Being so close to the sea wherever you are on Zanizibar, the market was the place to go to see the 'Catch of the Day'.                                                  
However, the smell from the butchers corner and the fish end was not to be taken lightly. Luckily August is a relatively cool month, so the heat hadn't worked it's magic to the pungent aroma by lunchtime when we would walk back through the melee.

We have all learned to breathe only through your mouth and observe closely what is around you with your eyes  - the sense of smell is very overrated at the market!


Huge Rays will find themselves on the hotel menus tonight
 I thank God for this experience as now our kids know the value of food, the hard work that goes into growing/catching and preparing it, the time involved as well as the effort, the simplest of meals is often hard won. They know where it all comes from and how it got to their plates. Hopefully they will never take food for granted and appreciate it for what it is truly worth.
God gave us an amazingly bountiful earth, hopefully they know now not to abuse that gift and treat the earth and all that is in it with the stewardship that was entrusted to us.



It was Ramadan for the first 2 weeks of our stay - the Muslim month of fasting - so there was no cooked food available (except in hotels whose prices were definitely for western tourists), from 5am until 6pm - during the fast even drinking water is prohibited. Ramadan is more strictly adhered to in Zanzibar than on the mainland where you wouldn't even know it was happening.  In Dar there is such a plethora of  Churches and different traditions that there is what seems a greater freedom not to stick so strictly to such religious practices although I am sure there are many who do, it's just not so obvious.
Ramadan caused us quite a problem initially as 2 teenage boys and a 10yr old girl need their lunch!  As we walked back to our guest house room we saw food but had no means of cooking it!
Initially we decided to wander around and see if anyone was selling Chappati or anything the kids could take back and eat.


 For the first couple of days we found dates - fresh, juicy, amazing dates!

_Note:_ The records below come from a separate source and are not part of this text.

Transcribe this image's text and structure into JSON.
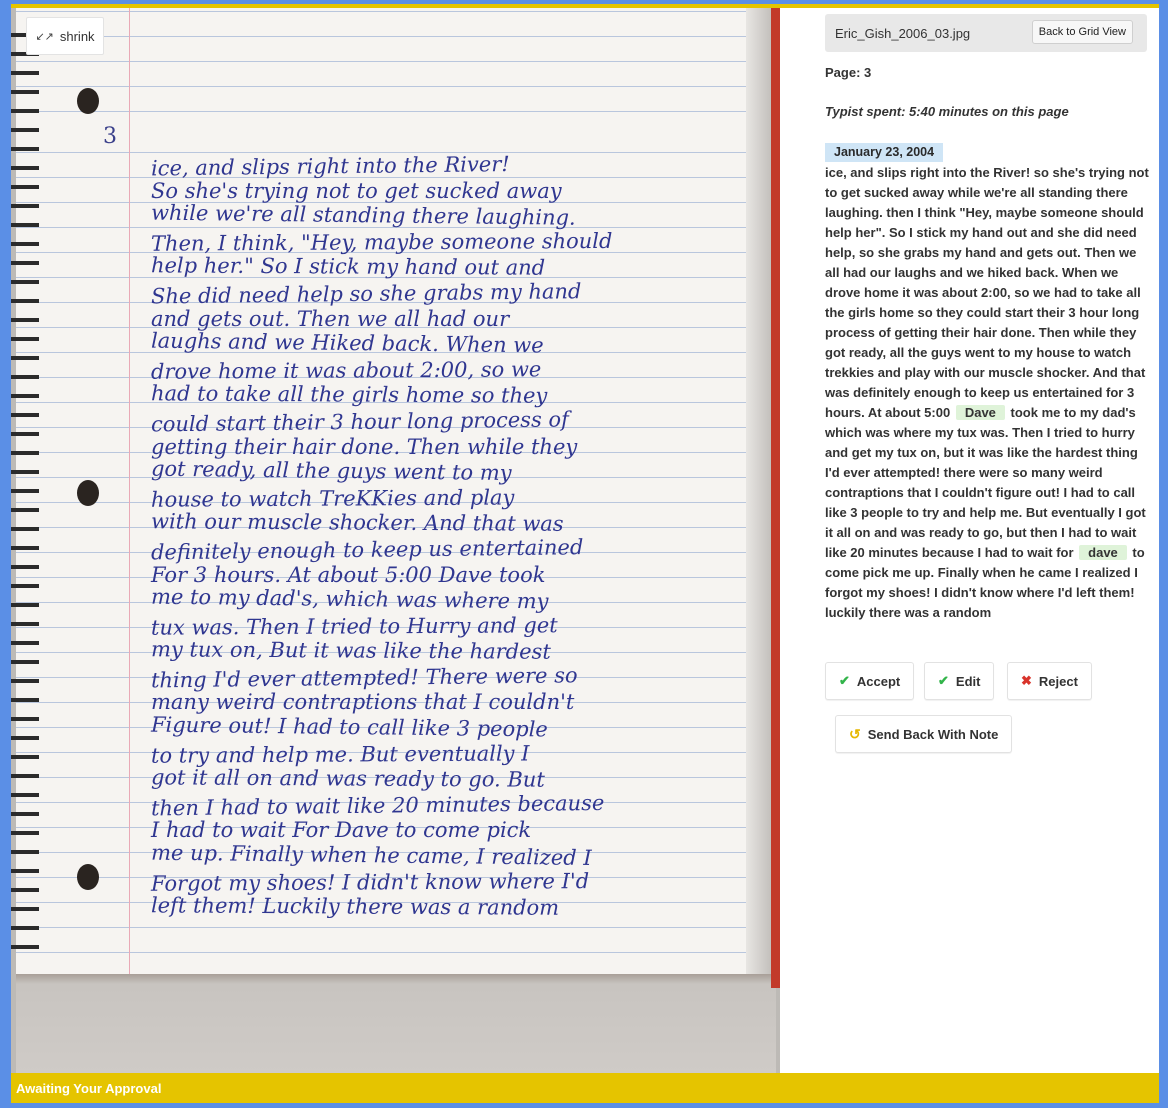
{
  "viewer": {
    "shrink_label": "shrink",
    "shrink_icon": "shrink-arrows-icon",
    "page_number_mark": "3",
    "handwritten_lines": [
      "ice, and slips right into the River!",
      "So she's trying not to get sucked away",
      "while we're all standing there laughing.",
      "Then, I think, \"Hey, maybe someone should",
      "help her.\" So I stick my hand out and",
      "She did need help so she grabs my hand",
      "and gets out. Then we all had our",
      "laughs and we Hiked back. When we",
      "drove home it was about 2:00, so we",
      "had to take all the girls home so they",
      "could start their 3 hour long process of",
      "getting their hair done. Then while they",
      "got ready, all the guys went to my",
      "house to watch TreKKies and play",
      "with our muscle shocker. And that was",
      "definitely enough to keep us entertained",
      "For 3 hours. At about 5:00 Dave took",
      "me to my dad's, which was where my",
      "tux was. Then I tried to Hurry and get",
      "my tux on, But it was like the hardest",
      "thing I'd ever attempted! There were so",
      "many weird contraptions that I couldn't",
      "Figure out! I had to call like 3 people",
      "to try and help me. But eventually I",
      "got it all on and was ready to go. But",
      "then I had to wait like 20 minutes because",
      "I had to wait For Dave to come pick",
      "me up. Finally when he came, I realized I",
      "Forgot my shoes! I didn't know where I'd",
      "left them! Luckily there was a random"
    ]
  },
  "header": {
    "file_name": "Eric_Gish_2006_03.jpg",
    "back_button": "Back to Grid View"
  },
  "meta": {
    "page_label": "Page: 3",
    "typist_label": "Typist spent: 5:40 minutes on this page"
  },
  "transcript": {
    "date": "January 23, 2004",
    "part1": "ice, and slips right into the River! so she's trying not to get sucked away while we're all standing there laughing. then I think \"Hey, maybe someone should help her\". So I stick my hand out and she did need help, so she grabs my hand and gets out. Then we all had our laughs and we hiked back. When we drove home it was about 2:00, so we had to take all the girls home so they could start their 3 hour long process of getting their hair done. Then while they got ready, all the guys went to my house to watch trekkies and play with our muscle shocker. And that was definitely enough to keep us entertained for 3 hours. At about 5:00",
    "name1": "Dave",
    "part2": "took me to my dad's which was where my tux was. Then I tried to hurry and get my tux on, but it was like the hardest thing I'd ever attempted! there were so many weird contraptions that I couldn't figure out! I had to call like 3 people to try and help me. But eventually I got it all on and was ready to go, but then I had to wait like 20 minutes because I had to wait for",
    "name2": "dave",
    "part3": "to come pick me up. Finally when he came I realized I forgot my shoes! I didn't know where I'd left them! luckily there was a random"
  },
  "actions": {
    "accept": "Accept",
    "edit": "Edit",
    "reject": "Reject",
    "send_back": "Send Back With Note",
    "accept_icon": "check-icon",
    "edit_icon": "check-icon",
    "reject_icon": "x-icon",
    "send_back_icon": "undo-icon"
  },
  "status": {
    "text": "Awaiting Your Approval"
  },
  "colors": {
    "frame_blue": "#5b8fe6",
    "status_yellow": "#e5c400",
    "date_blue": "#cfe5f6",
    "name_green": "#dff3d9",
    "accept_green": "#32b44a",
    "reject_red": "#d9342b",
    "ink_blue": "#2f3690"
  }
}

Dates are huge for Ramadan so we ate dates for lunch. One day we even managed to find some chappati's but then had to find somewhere to eat them as we couldn't eat in the streets as this would be insensitive during the fasting hours.

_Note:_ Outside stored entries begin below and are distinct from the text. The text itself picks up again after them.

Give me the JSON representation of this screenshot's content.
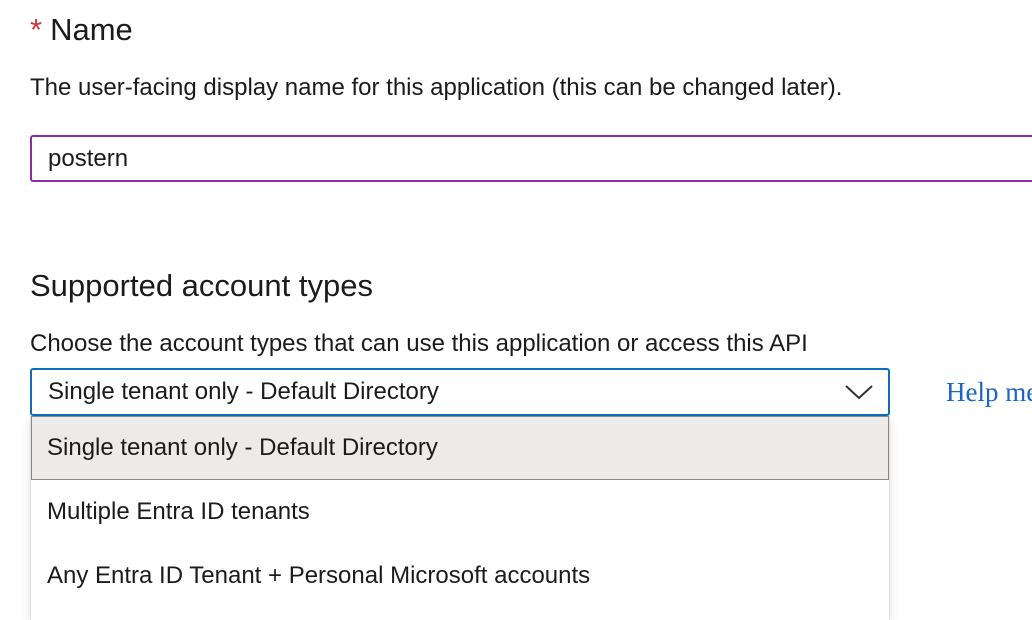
{
  "name_section": {
    "required_mark": "*",
    "heading": "Name",
    "description": "The user-facing display name for this application (this can be changed later).",
    "input_value": "postern"
  },
  "account_types": {
    "heading": "Supported account types",
    "description": "Choose the account types that can use this application or access this API",
    "selected_value": "Single tenant only - Default Directory",
    "help_link": "Help me",
    "options": [
      {
        "label": "Single tenant only - Default Directory",
        "selected": true
      },
      {
        "label": "Multiple Entra ID tenants",
        "selected": false
      },
      {
        "label": "Any Entra ID Tenant + Personal Microsoft accounts",
        "selected": false
      }
    ]
  },
  "colors": {
    "required": "#d13438",
    "name_field_border": "#8a2da5",
    "select_border": "#0f6cbd",
    "link": "#1966c8",
    "selected_option_bg": "#edebe9"
  },
  "icons": {
    "select_toggle": "chevron-down-icon"
  }
}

Children are allowed to eat but would eat at home and once over around 12yrs old they would be encouraged to fast - not an option for my boys who needed food!!


The people of Zanzibar were very understanding though and really appreciated our desire not to be insensitive. I found myself thinking of Paul in his letter to the Corinthians (1Cor 9 vs 19-23), how his freedom in Christ allowed him to choose to be a 'slave' to win others for Christ. By dressing sensitively and wearing a headscarf so as not to upset the Muslim majority, especially during Ramadan, God open doors through which we were able to witness.

Robyn dressed for school

Many asked if Robyn and I were Muslim. When I said "No, Christian," they then wanted to know why we wore the headscarf  - an open door through which I was able to explain that we wanted to respect them and love them just as Jesus loved them.


On more than one occasion I was able to tell of God's plan of salvation for them through His son Jesus. Often the look of surprise that God would actually come to earth and die for them was something I will never forget. In 2013 although many in Zanzibar would claim Christianity and Islam to be 'the same - wanting peace and loving God', they still don't know that God in His love and mercy came to earth in the form of His only Son to die for them. All because of His grace and mercy - not because of what we can do to win favour, but because the Creator God wants a loving relationship with His creation - God reached down to man as man could never reach high enough to God.